Die Reisefreiheit zu ermöglichen wird die Folge haben die riskanten Schiffsüberfahrten zu verhindern und wird Leben retten. Legale Fluchtwege sollten beinhalten:

– Die Vergabe von humanitären Visa (mit dem Zweck bei Ankunft einen Asylantrag stellen zu können)
– Die Etablierung von Weiterwanderungsprogramme (Resettlement), die das Aufnehmen von Flüchtlingen direkt aus den Ländern der Verfolgung ermöglicht.
– Die Einführung humaner Familienzusammenführungsregelungen
– Die Finanzierung „Refugee Air Initiative“ durch die EU
– Die Einstellung oder das Verbot der EU Directive 2001/51/EC, welche verhindert, dass Flüchtlinge kommerzielle Reiseoptionen nutzen können und welche die Prüfung, ob eine Person die Flüchtlingseigenschaft besitzt den Fluggesellschaften überträgt.

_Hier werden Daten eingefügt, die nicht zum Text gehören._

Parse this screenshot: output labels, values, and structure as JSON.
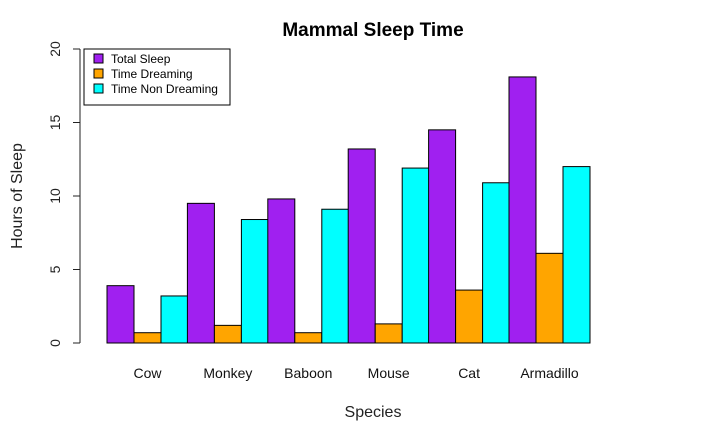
{
  "chart_data": {
    "type": "bar",
    "title": "Mammal Sleep Time",
    "xlabel": "Species",
    "ylabel": "Hours of Sleep",
    "categories": [
      "Cow",
      "Monkey",
      "Baboon",
      "Mouse",
      "Cat",
      "Armadillo"
    ],
    "series": [
      {
        "name": "Total Sleep",
        "color": "#A020F0",
        "values": [
          3.9,
          9.5,
          9.8,
          13.2,
          14.5,
          18.1
        ]
      },
      {
        "name": "Time Dreaming",
        "color": "#FFA500",
        "values": [
          0.7,
          1.2,
          0.7,
          1.3,
          3.6,
          6.1
        ]
      },
      {
        "name": "Time Non Dreaming",
        "color": "#00FFFF",
        "values": [
          3.2,
          8.4,
          9.1,
          11.9,
          10.9,
          12.0
        ]
      }
    ],
    "ylim": [
      0,
      20
    ],
    "yticks": [
      0,
      5,
      10,
      15,
      20
    ],
    "legend_position": "top-left",
    "grid": false
  }
}
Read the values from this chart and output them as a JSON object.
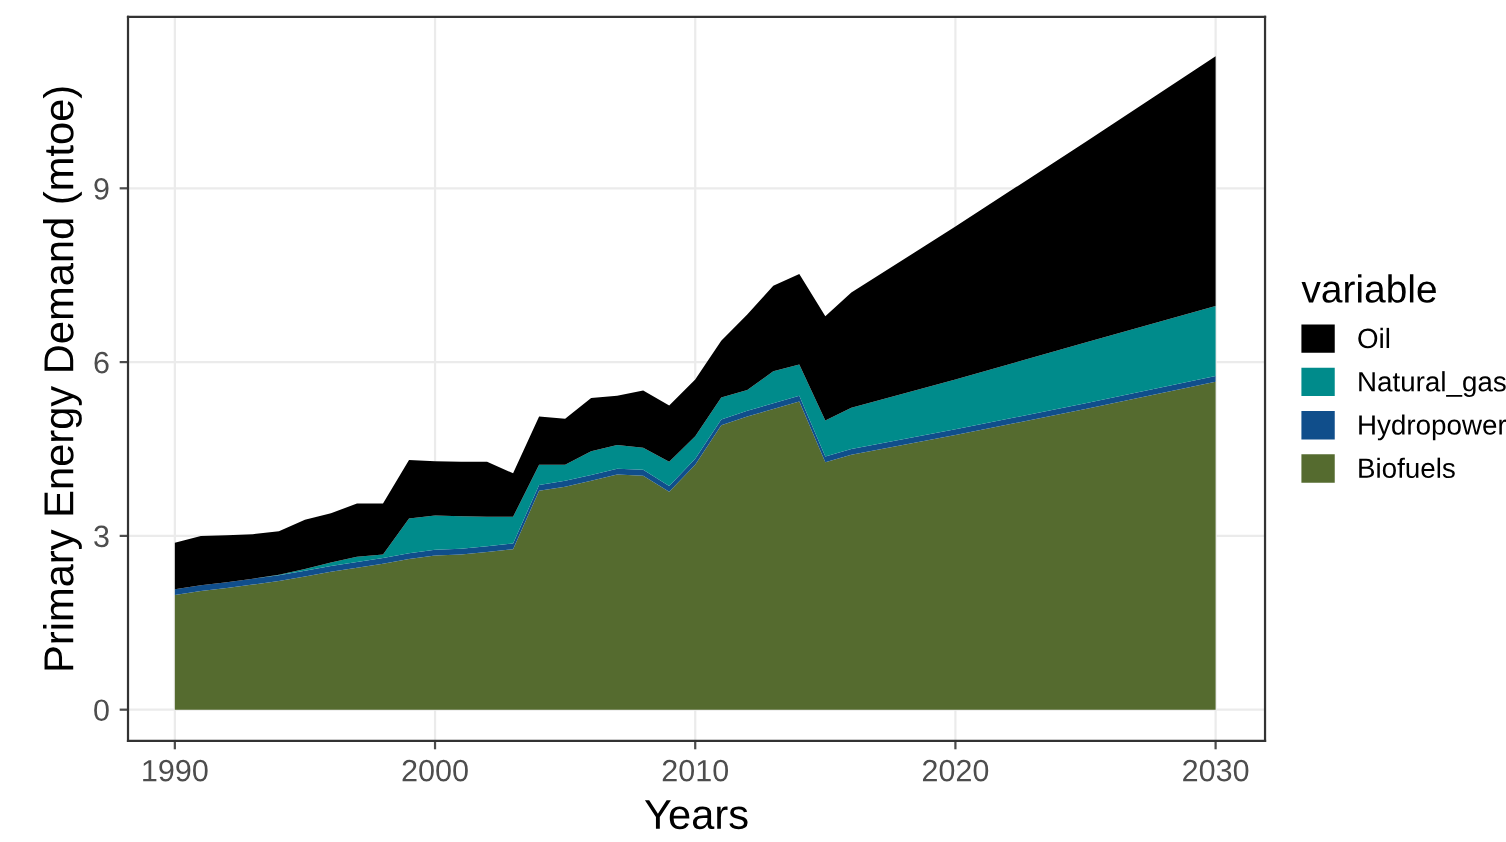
{
  "chart_data": {
    "type": "area",
    "stacked": true,
    "xlabel": "Years",
    "ylabel": "Primary Energy Demand (mtoe)",
    "legend_title": "variable",
    "x": [
      1990,
      1991,
      1992,
      1993,
      1994,
      1995,
      1996,
      1997,
      1998,
      1999,
      2000,
      2001,
      2002,
      2003,
      2004,
      2005,
      2006,
      2007,
      2008,
      2009,
      2010,
      2011,
      2012,
      2013,
      2014,
      2015,
      2016,
      2020,
      2025,
      2030
    ],
    "series": [
      {
        "name": "Biofuels",
        "color": "#556b2f",
        "values": [
          1.98,
          2.05,
          2.1,
          2.16,
          2.22,
          2.3,
          2.38,
          2.45,
          2.52,
          2.6,
          2.66,
          2.68,
          2.72,
          2.77,
          3.78,
          3.85,
          3.95,
          4.06,
          4.04,
          3.76,
          4.23,
          4.91,
          5.06,
          5.19,
          5.32,
          4.27,
          4.4,
          4.74,
          5.19,
          5.66
        ]
      },
      {
        "name": "Hydropower",
        "color": "#104e8b",
        "values": [
          0.1,
          0.1,
          0.1,
          0.1,
          0.1,
          0.1,
          0.1,
          0.1,
          0.1,
          0.1,
          0.1,
          0.1,
          0.1,
          0.1,
          0.1,
          0.1,
          0.1,
          0.1,
          0.1,
          0.1,
          0.1,
          0.1,
          0.1,
          0.1,
          0.1,
          0.1,
          0.1,
          0.1,
          0.1,
          0.1
        ]
      },
      {
        "name": "Natural_gas",
        "color": "#008b8b",
        "values": [
          0,
          0,
          0,
          0,
          0.01,
          0.03,
          0.06,
          0.09,
          0.06,
          0.6,
          0.59,
          0.56,
          0.51,
          0.46,
          0.35,
          0.28,
          0.41,
          0.41,
          0.38,
          0.42,
          0.39,
          0.38,
          0.36,
          0.55,
          0.54,
          0.62,
          0.71,
          0.86,
          1.05,
          1.21
        ]
      },
      {
        "name": "Oil",
        "color": "#000000",
        "values": [
          0.8,
          0.85,
          0.81,
          0.77,
          0.75,
          0.85,
          0.85,
          0.92,
          0.88,
          1.01,
          0.94,
          0.94,
          0.95,
          0.75,
          0.83,
          0.79,
          0.92,
          0.85,
          0.99,
          0.97,
          0.98,
          0.98,
          1.3,
          1.48,
          1.56,
          1.8,
          1.99,
          2.64,
          3.46,
          4.31
        ]
      }
    ],
    "xlim": [
      1988.2,
      2031.9
    ],
    "ylim": [
      -0.54,
      11.96
    ],
    "xticks": [
      1990,
      2000,
      2010,
      2020,
      2030
    ],
    "yticks": [
      0,
      3,
      6,
      9
    ],
    "grid": true,
    "legend": "right"
  }
}
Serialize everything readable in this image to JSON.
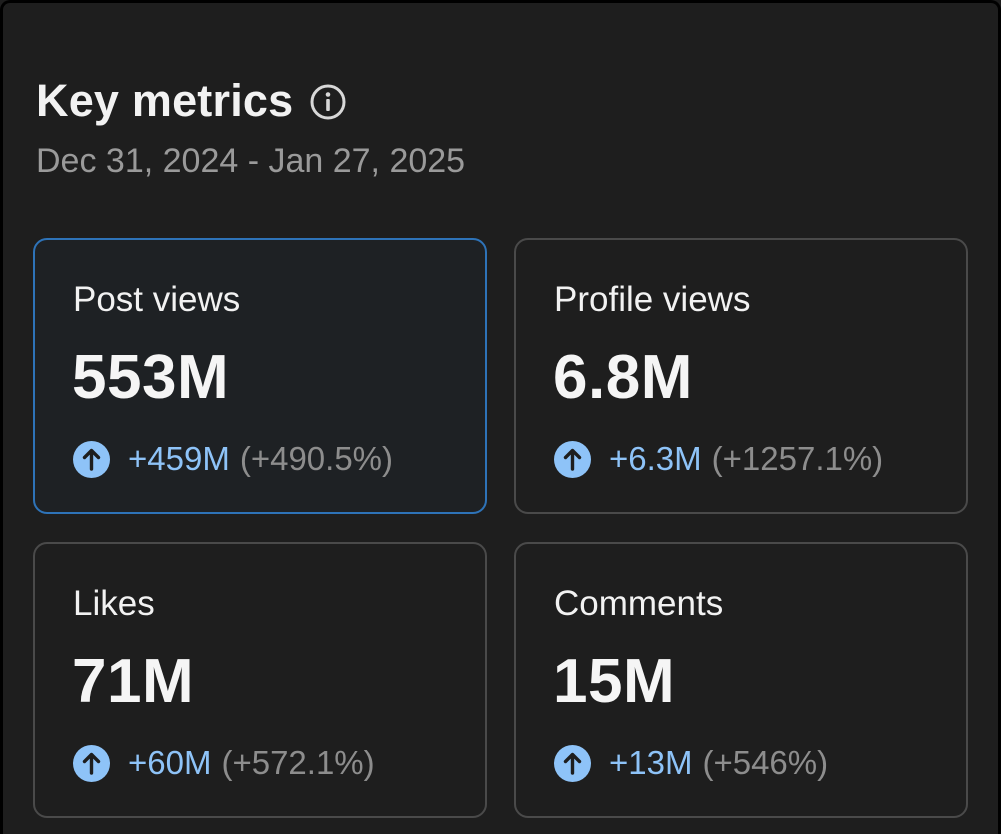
{
  "header": {
    "title": "Key metrics",
    "date_range": "Dec 31, 2024 - Jan 27, 2025",
    "info_icon": "info-circle-icon"
  },
  "colors": {
    "background": "#1e1e1e",
    "accent_blue": "#8ec3f8",
    "selected_border": "#2e73b8",
    "muted_text": "#8d8d8d"
  },
  "metrics": [
    {
      "label": "Post views",
      "value": "553M",
      "delta": "+459M",
      "pct": "(+490.5%)",
      "selected": true,
      "trend_icon": "arrow-up-circle-icon"
    },
    {
      "label": "Profile views",
      "value": "6.8M",
      "delta": "+6.3M",
      "pct": "(+1257.1%)",
      "selected": false,
      "trend_icon": "arrow-up-circle-icon"
    },
    {
      "label": "Likes",
      "value": "71M",
      "delta": "+60M",
      "pct": "(+572.1%)",
      "selected": false,
      "trend_icon": "arrow-up-circle-icon"
    },
    {
      "label": "Comments",
      "value": "15M",
      "delta": "+13M",
      "pct": "(+546%)",
      "selected": false,
      "trend_icon": "arrow-up-circle-icon"
    }
  ]
}
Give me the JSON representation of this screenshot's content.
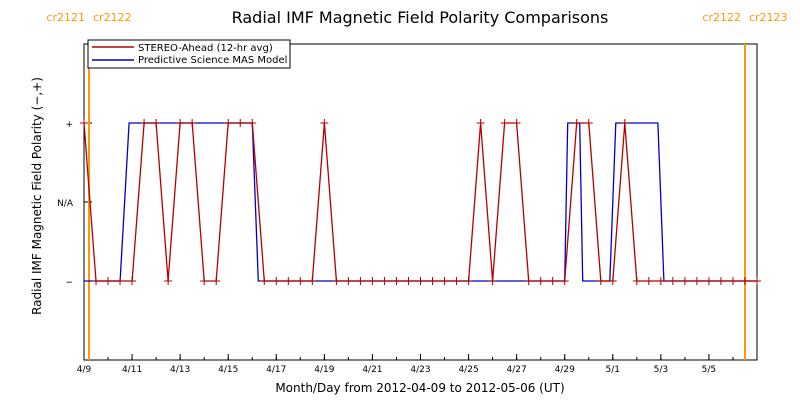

2. Sichere und legale Einwanderungswege in die EU sind zudem zu schaffen durch die völlige Aufhebung der Dublin III Regelung (No. 604/2013).

3. Die Entkriminalisierung von Flüchtlingshilfe durch Privatpersonen und Initiativen inklusive des Transports ist notwendig.

4. Das Verbot von Haftlagern ist notwendig, ebenso wie die Unterstützung der vorübergehenden sicheren Nutzung von Angeboten von Freiwilligeninitiativen. Haftlager und Übergangslager sind inhuman und verschlechtern die Lebenssituation der Menschen die vor Verfolgung und politische Konflikte fliehen. Flüchtlinge werden in ihnen weiterer Vernachlässigung und Misshandlung unterworfen. Viele Initiativen möchten übergangsweise oder dauerhaft die Wohnsituation von Flüchtlingen unterstützen. Dank der sozialen Medien und des Internets im Allgemeinen können Sozialarbeiter_innen im Besonderen unterstützt werden, solche Wohnvorhaben zu realisieren.

Für die Öffnung der EU-Grenzen, jetzt!